Ces derniers ne se sont pas contentés de se remplir les poches mais ont distribué à gauche et à droite les richesses du pays à leurs amis et ont accordé des privilèges et des avantages à leurs anciens protecteurs étrangers sous diverses formes. Les recrutements massifs dans la fonction publique ont connu des pics de 22.000 personnes/an. Les dépenses occasionnées par les dédommagements des «victimes du despotisme» ont ruiné l’Etat. Mais, malgré tout, on continue de demander encore des dédommagements pour au moins 30.000 présumées victimes. Les montants exigés s’élèveraient jusqu’à… 3.000 milliards de nos millimes.
C’est pourquoi, il y aurait lieu de concentrer les affaires de corruption et de dilapidation des biens publics, entre autres, sur ces dossiers. Leurs prolongements ne sont pas encore connus comme il se doit mais on devine bien qu’ils ne manqueront pas d’avoir des retentissements au-delà de nos frontières.

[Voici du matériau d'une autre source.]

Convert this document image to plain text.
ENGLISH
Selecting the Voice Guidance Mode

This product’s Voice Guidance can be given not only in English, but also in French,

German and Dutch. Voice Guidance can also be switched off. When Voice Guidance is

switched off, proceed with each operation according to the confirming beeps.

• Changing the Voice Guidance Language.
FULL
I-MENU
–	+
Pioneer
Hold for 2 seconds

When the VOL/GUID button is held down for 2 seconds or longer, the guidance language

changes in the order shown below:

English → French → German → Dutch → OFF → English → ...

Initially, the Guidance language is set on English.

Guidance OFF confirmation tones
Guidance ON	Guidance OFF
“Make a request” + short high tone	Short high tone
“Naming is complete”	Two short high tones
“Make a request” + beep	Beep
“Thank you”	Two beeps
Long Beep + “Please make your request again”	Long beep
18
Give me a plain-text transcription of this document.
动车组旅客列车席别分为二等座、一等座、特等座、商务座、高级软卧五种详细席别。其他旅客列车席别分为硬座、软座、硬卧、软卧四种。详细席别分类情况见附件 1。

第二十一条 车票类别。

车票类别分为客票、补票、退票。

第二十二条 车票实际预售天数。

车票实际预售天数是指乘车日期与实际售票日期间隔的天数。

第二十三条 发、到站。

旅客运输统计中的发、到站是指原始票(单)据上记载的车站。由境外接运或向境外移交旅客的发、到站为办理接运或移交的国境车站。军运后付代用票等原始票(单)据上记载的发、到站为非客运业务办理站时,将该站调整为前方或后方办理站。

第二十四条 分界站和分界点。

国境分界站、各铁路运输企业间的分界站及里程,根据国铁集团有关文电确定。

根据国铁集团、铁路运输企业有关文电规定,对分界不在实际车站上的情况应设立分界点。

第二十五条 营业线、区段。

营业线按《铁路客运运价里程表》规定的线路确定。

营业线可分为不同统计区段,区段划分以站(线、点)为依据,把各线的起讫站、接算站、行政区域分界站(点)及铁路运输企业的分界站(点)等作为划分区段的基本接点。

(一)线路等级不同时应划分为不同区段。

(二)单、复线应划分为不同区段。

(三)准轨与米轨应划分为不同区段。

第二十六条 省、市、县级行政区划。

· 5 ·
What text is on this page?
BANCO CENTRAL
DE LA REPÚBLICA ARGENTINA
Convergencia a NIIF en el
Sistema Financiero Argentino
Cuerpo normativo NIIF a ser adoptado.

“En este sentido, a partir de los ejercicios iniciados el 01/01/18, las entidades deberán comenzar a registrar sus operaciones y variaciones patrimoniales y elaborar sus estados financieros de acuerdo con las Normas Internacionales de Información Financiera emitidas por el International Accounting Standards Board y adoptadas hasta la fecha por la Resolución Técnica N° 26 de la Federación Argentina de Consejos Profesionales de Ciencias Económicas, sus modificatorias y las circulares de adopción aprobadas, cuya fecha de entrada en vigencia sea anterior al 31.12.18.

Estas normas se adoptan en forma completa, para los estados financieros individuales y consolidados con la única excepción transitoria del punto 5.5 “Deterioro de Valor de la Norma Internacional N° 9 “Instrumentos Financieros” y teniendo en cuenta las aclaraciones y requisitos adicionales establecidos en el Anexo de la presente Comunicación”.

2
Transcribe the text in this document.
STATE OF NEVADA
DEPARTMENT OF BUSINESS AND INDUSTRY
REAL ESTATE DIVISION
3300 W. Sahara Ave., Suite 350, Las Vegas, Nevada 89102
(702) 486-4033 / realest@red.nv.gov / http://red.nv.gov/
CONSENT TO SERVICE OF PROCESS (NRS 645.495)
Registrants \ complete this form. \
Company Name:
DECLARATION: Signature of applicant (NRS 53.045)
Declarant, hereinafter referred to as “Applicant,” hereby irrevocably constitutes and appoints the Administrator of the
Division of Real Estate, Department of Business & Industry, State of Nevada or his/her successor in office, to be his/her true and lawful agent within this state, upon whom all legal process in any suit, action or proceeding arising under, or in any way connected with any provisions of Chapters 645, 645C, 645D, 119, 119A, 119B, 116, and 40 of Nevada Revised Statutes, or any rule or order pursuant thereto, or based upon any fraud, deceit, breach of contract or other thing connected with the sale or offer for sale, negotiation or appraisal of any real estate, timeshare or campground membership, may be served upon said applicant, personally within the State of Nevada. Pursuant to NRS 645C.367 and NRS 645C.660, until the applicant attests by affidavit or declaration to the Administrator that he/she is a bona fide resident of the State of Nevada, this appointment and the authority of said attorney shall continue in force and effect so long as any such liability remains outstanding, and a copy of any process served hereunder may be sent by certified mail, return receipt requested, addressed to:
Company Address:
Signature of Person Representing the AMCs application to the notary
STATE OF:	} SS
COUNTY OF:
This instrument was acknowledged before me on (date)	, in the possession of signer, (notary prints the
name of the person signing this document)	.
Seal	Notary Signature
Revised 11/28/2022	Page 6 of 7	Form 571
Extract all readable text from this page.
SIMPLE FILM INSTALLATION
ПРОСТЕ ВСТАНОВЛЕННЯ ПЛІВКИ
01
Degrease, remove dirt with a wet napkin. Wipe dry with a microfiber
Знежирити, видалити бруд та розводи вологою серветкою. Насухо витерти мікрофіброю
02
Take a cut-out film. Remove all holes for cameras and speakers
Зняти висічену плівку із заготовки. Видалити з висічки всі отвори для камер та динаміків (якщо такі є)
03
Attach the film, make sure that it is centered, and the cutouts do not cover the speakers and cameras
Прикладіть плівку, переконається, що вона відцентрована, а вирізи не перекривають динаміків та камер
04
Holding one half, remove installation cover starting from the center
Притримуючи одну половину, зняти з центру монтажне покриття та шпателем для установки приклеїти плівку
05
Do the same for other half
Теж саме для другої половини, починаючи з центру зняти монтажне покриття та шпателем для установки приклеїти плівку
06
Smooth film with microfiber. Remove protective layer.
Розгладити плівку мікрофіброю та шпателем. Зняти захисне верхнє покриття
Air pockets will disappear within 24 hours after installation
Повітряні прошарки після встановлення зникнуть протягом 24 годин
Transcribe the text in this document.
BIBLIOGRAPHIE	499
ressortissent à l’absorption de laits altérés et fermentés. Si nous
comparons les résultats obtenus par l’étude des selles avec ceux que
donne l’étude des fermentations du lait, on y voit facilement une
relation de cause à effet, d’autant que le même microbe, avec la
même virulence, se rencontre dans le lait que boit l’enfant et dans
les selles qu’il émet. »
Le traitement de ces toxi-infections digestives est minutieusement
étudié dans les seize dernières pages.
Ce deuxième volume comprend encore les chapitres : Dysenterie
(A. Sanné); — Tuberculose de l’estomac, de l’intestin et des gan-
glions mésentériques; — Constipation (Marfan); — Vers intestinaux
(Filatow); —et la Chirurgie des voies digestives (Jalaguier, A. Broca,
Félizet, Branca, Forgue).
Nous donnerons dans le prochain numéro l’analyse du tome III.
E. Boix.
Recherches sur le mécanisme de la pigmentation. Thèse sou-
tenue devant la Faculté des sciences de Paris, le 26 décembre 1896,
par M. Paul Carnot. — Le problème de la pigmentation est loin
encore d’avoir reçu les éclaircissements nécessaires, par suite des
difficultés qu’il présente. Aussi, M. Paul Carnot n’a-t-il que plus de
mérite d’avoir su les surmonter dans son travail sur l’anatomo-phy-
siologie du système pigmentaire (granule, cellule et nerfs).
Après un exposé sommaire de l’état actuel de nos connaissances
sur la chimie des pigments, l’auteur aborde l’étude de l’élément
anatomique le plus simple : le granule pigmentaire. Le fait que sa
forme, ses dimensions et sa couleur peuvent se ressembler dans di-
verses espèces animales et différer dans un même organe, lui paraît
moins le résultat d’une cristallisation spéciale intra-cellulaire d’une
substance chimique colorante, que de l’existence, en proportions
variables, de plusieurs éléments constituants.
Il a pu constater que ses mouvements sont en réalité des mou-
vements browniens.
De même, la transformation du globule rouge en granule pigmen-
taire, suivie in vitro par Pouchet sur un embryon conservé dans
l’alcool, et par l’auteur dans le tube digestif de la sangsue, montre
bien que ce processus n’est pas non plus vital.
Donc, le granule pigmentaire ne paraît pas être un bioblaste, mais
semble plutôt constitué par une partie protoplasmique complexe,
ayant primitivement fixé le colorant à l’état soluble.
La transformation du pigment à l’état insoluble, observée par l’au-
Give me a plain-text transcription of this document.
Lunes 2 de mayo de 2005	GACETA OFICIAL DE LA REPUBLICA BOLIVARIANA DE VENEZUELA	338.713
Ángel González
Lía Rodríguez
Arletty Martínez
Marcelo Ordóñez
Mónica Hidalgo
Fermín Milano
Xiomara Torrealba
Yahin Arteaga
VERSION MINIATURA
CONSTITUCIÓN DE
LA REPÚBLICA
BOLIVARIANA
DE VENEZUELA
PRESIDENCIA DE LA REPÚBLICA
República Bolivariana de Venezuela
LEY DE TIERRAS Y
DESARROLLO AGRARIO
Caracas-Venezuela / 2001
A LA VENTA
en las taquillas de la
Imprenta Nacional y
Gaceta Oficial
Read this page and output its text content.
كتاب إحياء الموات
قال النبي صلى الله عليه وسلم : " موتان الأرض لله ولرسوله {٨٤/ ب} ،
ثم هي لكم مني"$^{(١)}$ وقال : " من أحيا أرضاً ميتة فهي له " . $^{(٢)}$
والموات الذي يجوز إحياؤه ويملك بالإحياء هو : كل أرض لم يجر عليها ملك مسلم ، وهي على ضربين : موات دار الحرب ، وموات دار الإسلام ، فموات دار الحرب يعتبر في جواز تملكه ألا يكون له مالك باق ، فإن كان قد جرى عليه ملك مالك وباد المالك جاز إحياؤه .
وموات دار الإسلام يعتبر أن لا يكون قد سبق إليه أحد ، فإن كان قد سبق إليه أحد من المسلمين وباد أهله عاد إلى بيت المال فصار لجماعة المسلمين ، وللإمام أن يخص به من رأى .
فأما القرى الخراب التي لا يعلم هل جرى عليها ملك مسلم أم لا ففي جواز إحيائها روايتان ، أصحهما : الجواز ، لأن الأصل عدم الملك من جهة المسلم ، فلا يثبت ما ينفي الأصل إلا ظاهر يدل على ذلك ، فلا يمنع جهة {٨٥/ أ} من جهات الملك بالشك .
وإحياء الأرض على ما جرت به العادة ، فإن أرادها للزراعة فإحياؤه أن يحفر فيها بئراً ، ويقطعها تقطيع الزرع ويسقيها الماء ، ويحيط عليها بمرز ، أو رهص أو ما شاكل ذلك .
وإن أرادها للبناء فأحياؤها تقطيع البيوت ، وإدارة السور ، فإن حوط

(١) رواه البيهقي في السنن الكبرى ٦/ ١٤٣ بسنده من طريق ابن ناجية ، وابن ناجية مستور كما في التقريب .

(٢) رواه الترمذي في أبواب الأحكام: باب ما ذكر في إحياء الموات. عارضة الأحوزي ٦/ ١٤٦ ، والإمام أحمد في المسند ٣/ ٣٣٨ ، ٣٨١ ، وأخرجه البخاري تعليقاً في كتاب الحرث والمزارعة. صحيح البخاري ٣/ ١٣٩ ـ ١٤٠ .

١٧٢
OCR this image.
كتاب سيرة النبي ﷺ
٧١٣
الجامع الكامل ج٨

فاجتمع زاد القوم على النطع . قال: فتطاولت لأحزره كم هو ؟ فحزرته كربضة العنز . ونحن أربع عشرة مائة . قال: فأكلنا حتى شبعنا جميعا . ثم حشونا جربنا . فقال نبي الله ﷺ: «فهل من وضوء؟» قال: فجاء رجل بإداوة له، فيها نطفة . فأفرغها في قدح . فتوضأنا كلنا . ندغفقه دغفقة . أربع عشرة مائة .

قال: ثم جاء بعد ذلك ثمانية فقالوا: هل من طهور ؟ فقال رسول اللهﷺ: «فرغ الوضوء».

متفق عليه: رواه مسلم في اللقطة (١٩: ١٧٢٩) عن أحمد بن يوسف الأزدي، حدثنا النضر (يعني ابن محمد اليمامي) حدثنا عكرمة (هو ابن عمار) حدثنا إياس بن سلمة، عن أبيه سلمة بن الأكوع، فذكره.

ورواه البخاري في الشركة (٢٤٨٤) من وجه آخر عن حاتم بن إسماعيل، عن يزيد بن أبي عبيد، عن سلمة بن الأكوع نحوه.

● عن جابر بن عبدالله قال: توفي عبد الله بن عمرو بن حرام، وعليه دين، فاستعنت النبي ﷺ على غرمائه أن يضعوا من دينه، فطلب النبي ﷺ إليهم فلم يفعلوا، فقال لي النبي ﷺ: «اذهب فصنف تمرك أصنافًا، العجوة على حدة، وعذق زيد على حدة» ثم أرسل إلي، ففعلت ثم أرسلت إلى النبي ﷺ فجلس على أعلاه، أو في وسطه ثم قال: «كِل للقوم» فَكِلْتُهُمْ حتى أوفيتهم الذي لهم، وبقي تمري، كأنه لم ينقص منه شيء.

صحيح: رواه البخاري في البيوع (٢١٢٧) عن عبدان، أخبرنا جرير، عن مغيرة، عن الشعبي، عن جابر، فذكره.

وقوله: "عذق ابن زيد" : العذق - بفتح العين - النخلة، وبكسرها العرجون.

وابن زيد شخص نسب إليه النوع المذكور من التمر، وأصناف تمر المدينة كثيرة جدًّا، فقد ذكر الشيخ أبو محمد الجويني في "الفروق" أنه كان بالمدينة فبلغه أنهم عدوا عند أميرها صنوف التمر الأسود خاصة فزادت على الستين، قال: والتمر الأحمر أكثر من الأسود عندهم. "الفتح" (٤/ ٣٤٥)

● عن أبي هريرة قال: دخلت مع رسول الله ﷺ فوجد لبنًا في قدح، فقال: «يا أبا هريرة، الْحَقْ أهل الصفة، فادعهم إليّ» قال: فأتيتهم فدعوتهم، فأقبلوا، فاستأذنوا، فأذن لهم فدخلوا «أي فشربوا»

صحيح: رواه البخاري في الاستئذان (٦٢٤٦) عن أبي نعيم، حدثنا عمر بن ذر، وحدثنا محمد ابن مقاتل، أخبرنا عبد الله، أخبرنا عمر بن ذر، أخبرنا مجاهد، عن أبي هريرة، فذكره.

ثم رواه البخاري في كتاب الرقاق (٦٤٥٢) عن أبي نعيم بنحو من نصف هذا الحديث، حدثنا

Application stricte de la loi
La lenteur constatée au niveau du traitement de ces affaires a de quoi étonner. Durant toute la dernière décennie, rien n’a été fait pour s’attaquer à la corruption. De vaines tentatives ont été entreprises, mais elles sont mortes-nées. Le fait de commencer à les exhumer effraie, à n’en point douter, plus d’un. Ceux qui se sentent impliqués de près ou de loin vont tout faire pour que le processus ne soit pas enclenché. Ils dresseront tous les obstacles possibles (politiques, économiques, sociaux…) pour que rien n’avance.
On comprend mieux, donc, cette effervescence de l’opposition qui se permet tous les excès pour essayer de détourner l’attention de l’opinion publique.
Alors on voit que le débat est plutôt axé sur les aspects politiques et des droits et libertés. Ce qui est une façon comme une autre de noyer le poisson. Le vrai débat n’est pas celui que soutiennent ces «défenseurs» des droits et des libertés. La liberté ne permet pas tout. Il ne faut pas faire l’amalgame entre application stricte de la loi et règlement de compte. C’est à la justice de trancher et non aux politiciens.
Personne ne peut accepter que l’Etat ou n’importe quel autre organisme foule aux pieds les acquis du peuple. Aucun citoyen ne peut être injustement condamné (qu’il soit homme politique, avocat ou, surtout, simple individu). Ce n’est pas parce que les personnes arrêtées jouissent d’une certaine renommée que l’on ne doit pas les juger. Il est vrai, toutefois, que la justice doit se faire dans le respect de la présomption d’innocence. Tout comme pour le simple Tunisien qui ne bénéficie d’aucun comité de défense composé d’une armada d’avocats !
Des milliers de Tunisiens sont arrêtés chaque année et ne bénéficient pas d’un tel intérêt. Et on ne va pas affirmer qu’ils sont tous coupables.
L’arrestation de quelques personnes ces derniers jours ne doit pas servir d’alibi pour certains qui ne s’empêcheront pas de demander le secours de leurs «amis» étrangers facilitant, ainsi, une ingérence éhontée de gouvernements étrangers et de personnalités suspectes.
Notre pays n’est pas obligé de suivre des consignes venues d’ailleurs. Bien sûr, ces pays auraient dû comprendre depuis longtemps que ces politiques d’ingérence ne mènent à rien. Quant aux libertés et aux droits qu’ils nous demandent de respecter, il vaudrait mieux qu’ils commencent, eux-mêmes, à les respecter. Au nom de ces « valeurs », ils devraient respecter les pays qui cherchent à tracer leur propre voie et à appliquer leur propre politique.
Aucun pays ne peut accepter des directives venues d’ailleurs. Les agents locaux infiltrés dans les organisations et les formations politiques sont bien dans leurs rôles. A savoir faciliter davantage l’interventionnisme étranger dans nos affaires.
Pourtant, ces gens pourraient être plus utiles s’ils apportaient des solutions concrètes aux vrais problèmes des Tunisiens et en se rangeant du côté du droit et de l’intérêt du peuple. C’est la mission d’une opposition authentique.